Сновали официантки и недовольно сметали со стола грязную посуду.
Надя взяла блины и красную
В номере она оделась и заглянула в сумку – господи! Вот точно – старая идиотка. Маразматичка просто. Про все забыла – и про пирожные, и про сыр. И про коньяк тоже. Пирожные она, тяжело вздохнув, выбросила, повертела в руках сыр – да нет, жив, наверное. Хотя… И, подумав, отправила вслед за пирожными. Остался коньяк. «Выпью на праздник», – решила она и стала одеваться.
«Бог с ними, с деньгами! – храбро подумала она, выйдя на улицу. – Как-нибудь… Зато – по-человечески, по-барски, можно сказать. Постель, халат, блины с икрой. А вы транжира, Надежда Алексеевна! – усмехнулась она. – А прикидывались всю жизнь такой экономной! Рачительной такой!» Она улыбнулась и спросила у прохожего дорогу на вокзал.
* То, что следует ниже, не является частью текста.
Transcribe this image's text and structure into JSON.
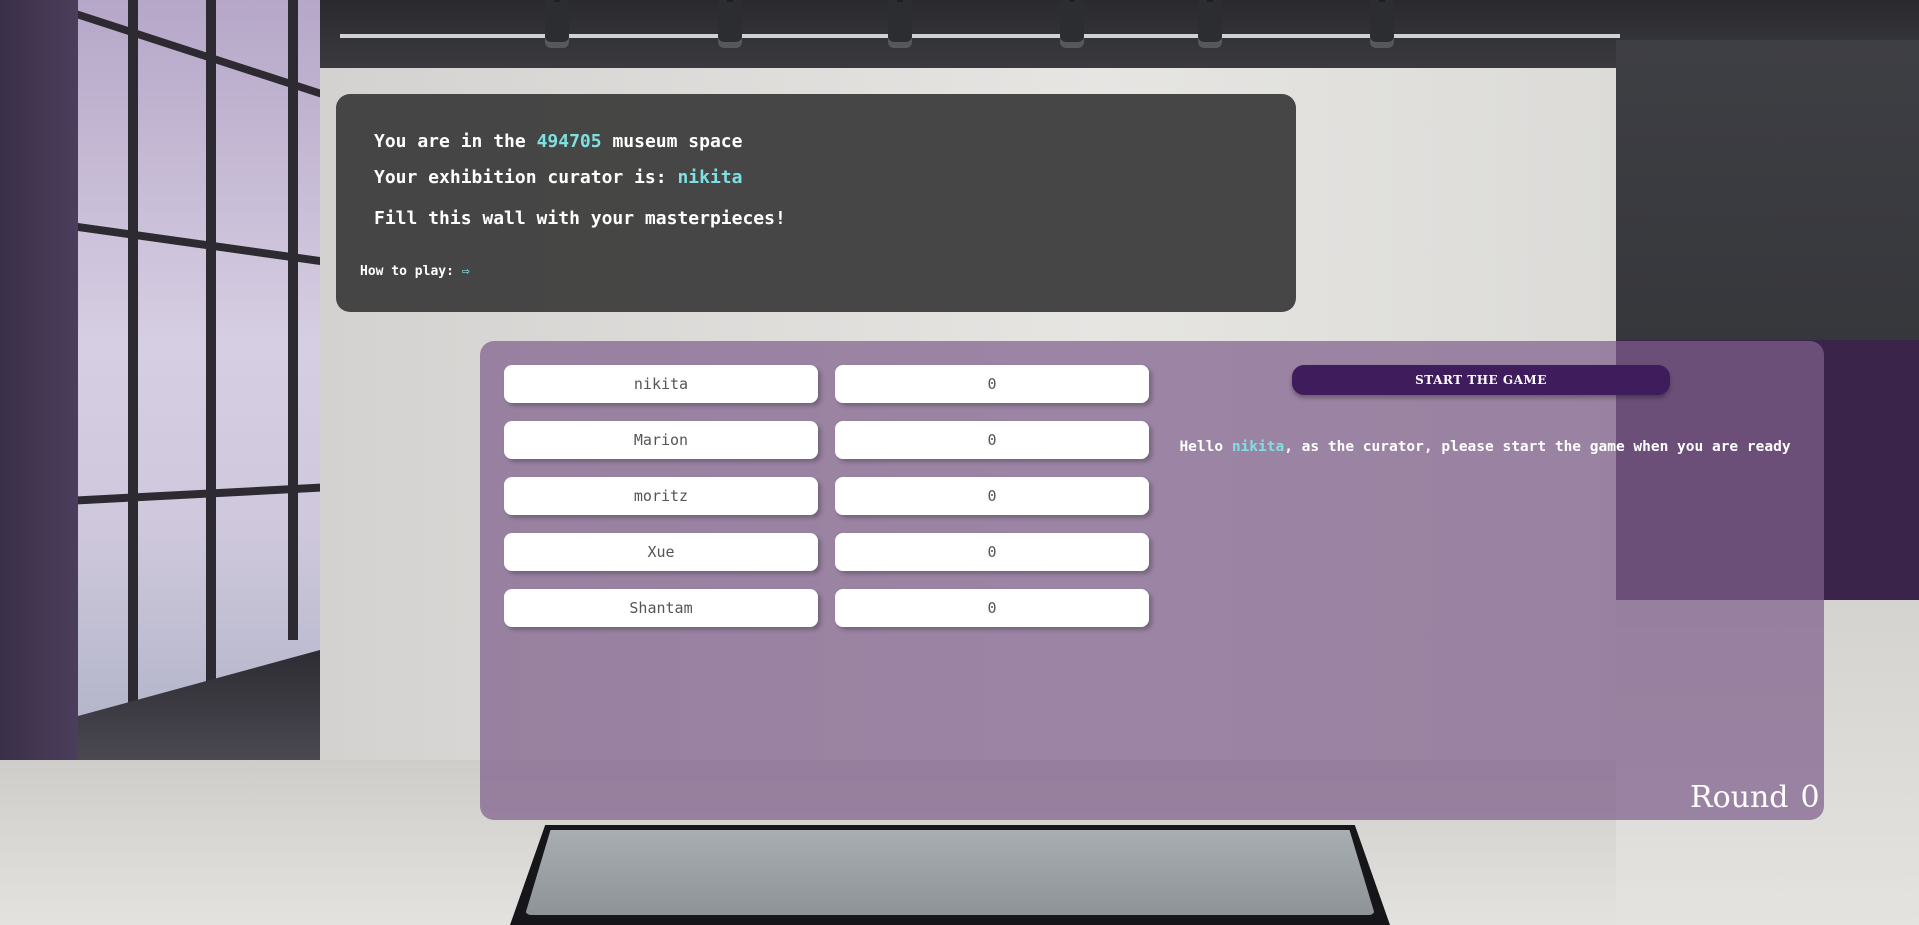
{
  "info": {
    "room_prefix": "You are in the",
    "room_code": "494705",
    "room_suffix": "museum space",
    "curator_prefix": "Your exhibition curator is:",
    "curator_name": "nikita",
    "instruction": "Fill this wall with your masterpieces!",
    "how_to_play_label": "How to play:",
    "how_to_play_icon": "right-arrow-icon",
    "how_to_play_glyph": "⇨"
  },
  "players": [
    {
      "name": "nikita",
      "score": "0"
    },
    {
      "name": "Marion",
      "score": "0"
    },
    {
      "name": "moritz",
      "score": "0"
    },
    {
      "name": "Xue",
      "score": "0"
    },
    {
      "name": "Shantam",
      "score": "0"
    }
  ],
  "controls": {
    "start_button_label": "START THE GAME"
  },
  "message": {
    "greeting": "Hello",
    "user": "nikita",
    "rest": ", as the curator, please start the game when you are ready"
  },
  "round": {
    "label": "Round",
    "number": "0"
  },
  "colors": {
    "accent": "#7ee0e0",
    "button": "#3f1d5c",
    "panel_dark": "#3a3a3a",
    "panel_purple": "#80608c"
  }
}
Оказалось, что пешком совсем недалеко, минут двадцать. Погода прекрасная, так замечательно пройти по свежему, скрипучему снегу. Поглядеть по сторонам, посмотреть на незнакомый город.
Есть своя тихая прелесть в среднерусских городах, несомненно есть. И неспешность, размеренность, что ли, которой так не хватает москвичам. И люди другие – более спокойные, наверное. Идут по своим делам – вроде бы и спешат, а нет на лицах столичной загнанности, затравленности в глазах, плотно сжатых губ.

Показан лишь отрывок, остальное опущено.